Chapter 5 - Senyum Fara

Sudah beberapa hari aku tak mengunjungi para pasienku, kebetulan ada seminar di luar kota dan mau tak mau aku tak bisa datang berkunjung ke rumah sakit. Tak seperti biasa, hari ini rumah sakit terlihat sepi. Aku berjalan menuju ruang mawar dengan hanya mengenakan kaos dan jeans.

Entah aku sendiri tak mengerti tiba-tiba aku telah parkir di depan halaman rumah sakit setelah pulang dari Bogor dalam seminar yang bertajuk tentang pentingnya menjaga kesehatan sejak dini. Dan acara itu di sponsori oleh salah satu perusahaan ternama di Indonesia, aku hanya bagian dari serangkaian acara tersebut karena aku hanya memberikan sedikit informasi tentang gizi. Aku adalah dokter yang selalu mengkampanyekan tentang pentingnya gizi untuk kesehatan.

Beberapa suster yang mengenaliku berjalan dan berbisik melihat penampilanku saat ini. Aku tersenyum melihat mereka dan tak mempedulikannya. Aku hanya ingin melihat keadaan Fara itu saja tak lebih. Dan aku tahu, pasti saat ini ia sedang kesepian karena kerabatnya pasti tak datang untuk menemaninya.

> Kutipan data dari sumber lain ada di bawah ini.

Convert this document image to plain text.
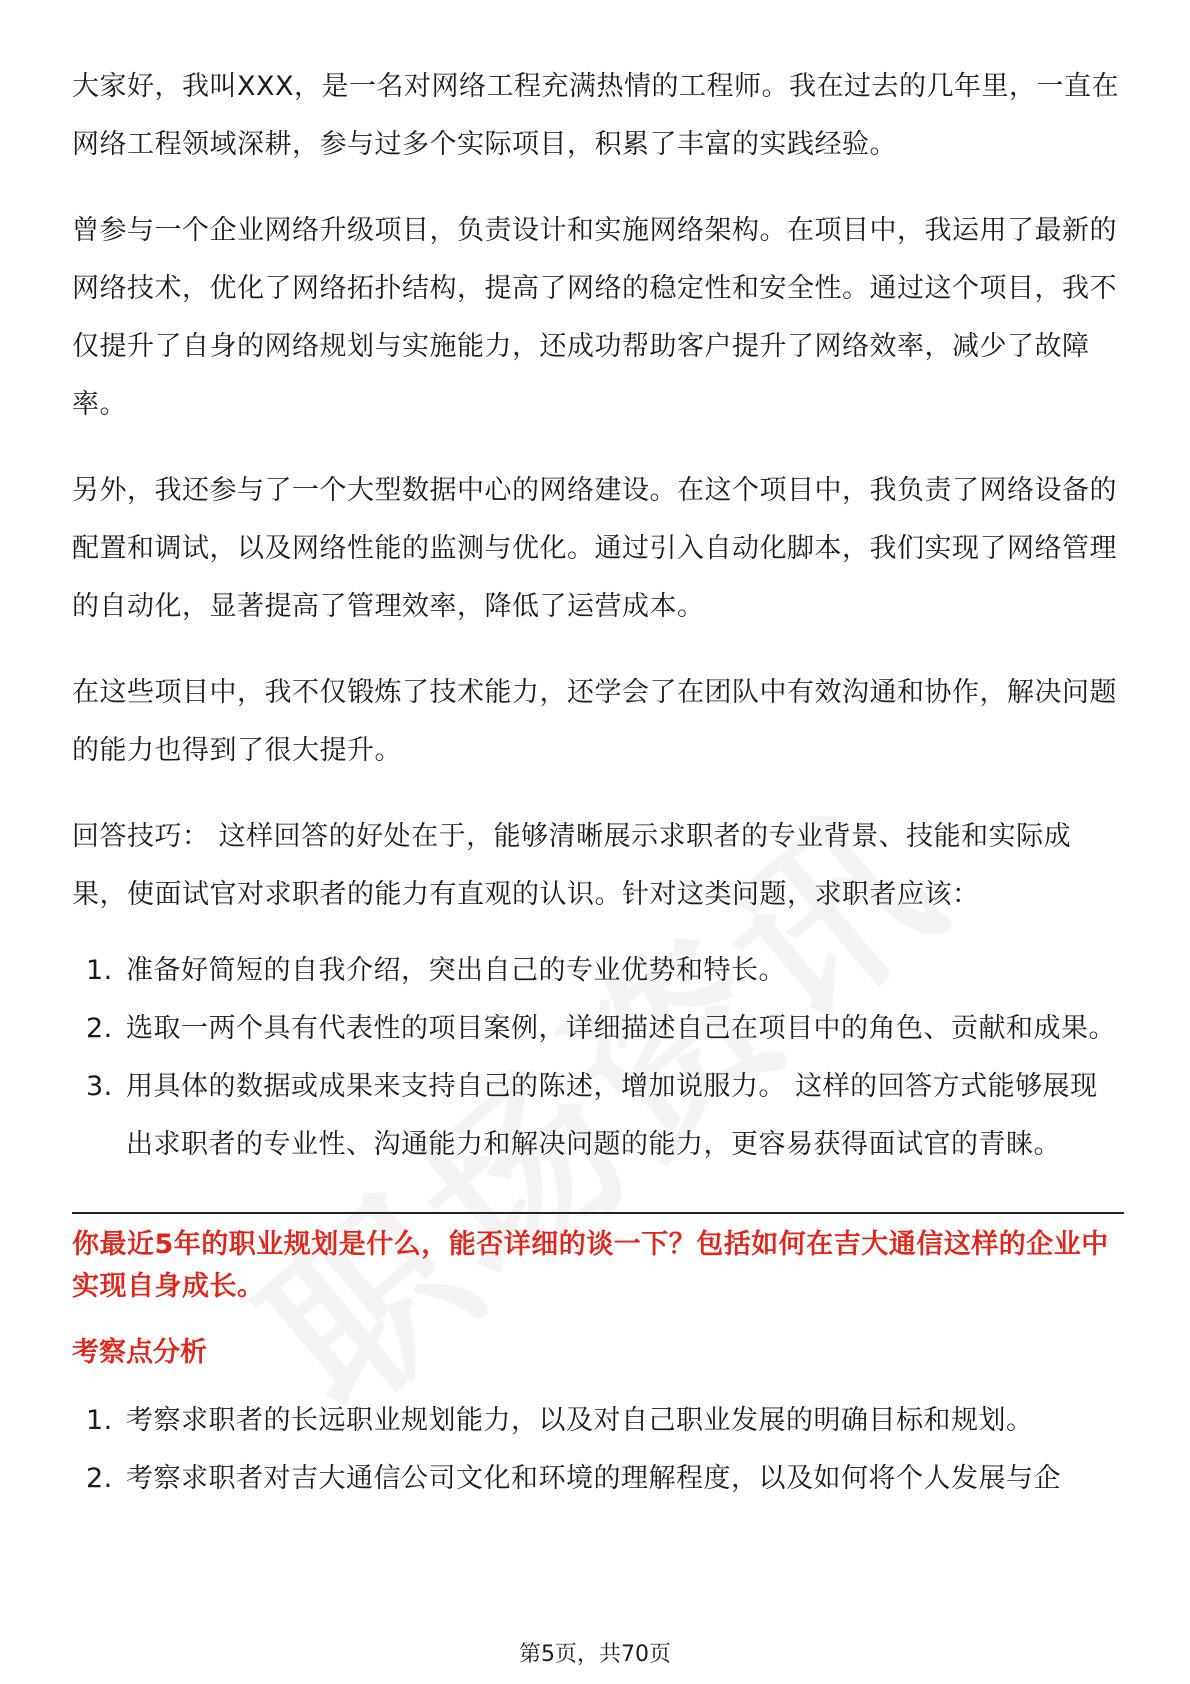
大家好，我叫XXX，是一名对网络工程充满热情的工程师。我在过去的几年里，一直在网络工程领域深耕，参与过多个实际项目，积累了丰富的实践经验。

曾参与一个企业网络升级项目，负责设计和实施网络架构。在项目中，我运用了最新的网络技术，优化了网络拓扑结构，提高了网络的稳定性和安全性。通过这个项目，我不仅提升了自身的网络规划与实施能力，还成功帮助客户提升了网络效率，减少了故障率。

另外，我还参与了一个大型数据中心的网络建设。在这个项目中，我负责了网络设备的配置和调试，以及网络性能的监测与优化。通过引入自动化脚本，我们实现了网络管理的自动化，显著提高了管理效率，降低了运营成本。

在这些项目中，我不仅锻炼了技术能力，还学会了在团队中有效沟通和协作，解决问题的能力也得到了很大提升。

回答技巧： 这样回答的好处在于，能够清晰展示求职者的专业背景、技能和实际成果，使面试官对求职者的能力有直观的认识。针对这类问题，求职者应该：

1. 准备好简短的自我介绍，突出自己的专业优势和特长。
2. 选取一两个具有代表性的项目案例，详细描述自己在项目中的角色、贡献和成果。
3. 用具体的数据或成果来支持自己的陈述，增加说服力。 这样的回答方式能够展现出求职者的专业性、沟通能力和解决问题的能力，更容易获得面试官的青睐。

你最近5年的职业规划是什么，能否详细的谈一下？包括如何在吉大通信这样的企业中实现自身成长。

考察点分析

1. 考察求职者的长远职业规划能力，以及对自己职业发展的明确目标和规划。
2. 考察求职者对吉大通信公司文化和环境的理解程度，以及如何将个人发展与企
第5页，共70页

Ini adalah hari Idul Adha di mana seluruh umat muslim di dunia merayakan hari ini yaitu hari Raya Qurban. Aku tahu karena aku sangat mencintai baca dan aku sering membaca tentang sejarah muslim, hanya ingin sekedar mengetahui tentang islam tak lebih. Seorang satpam melihatku dengan tatapan aneh ketika aku berdiri dihadapannya dan tersenyum.

"Dokter Adam."

Sapanya ketika ia sadar bahwa akulah yang tengah berdiri dihadapannya dan ia berusaha untuk berdiri namun tanganku menyuruhnya untuk tetap duduk dan aku berlalu meninggalkannya menaiki anak tangga. Aku berusaha memperlahan langkah kakiku agar tak terdengar langkah kakiku dari ruang atas. Ketika aku tiba di lantai dua aku melongokkan wajahku, sepi, tak ada suster dan dokter muda berjaga bangsal pagi ini. Masih pukul setengah delapan pagi.

Aku terus berjalan, dan ketika di depan ruang 113 aku menghentikan langkah kakiku melihat ke dalam dari kaca pintu, sepi. Ku buka perlahan pintu kamar tak ada siapa-siapa namun ruangan telah rapi dan bau segar aroma terapi dari pembersih lantai.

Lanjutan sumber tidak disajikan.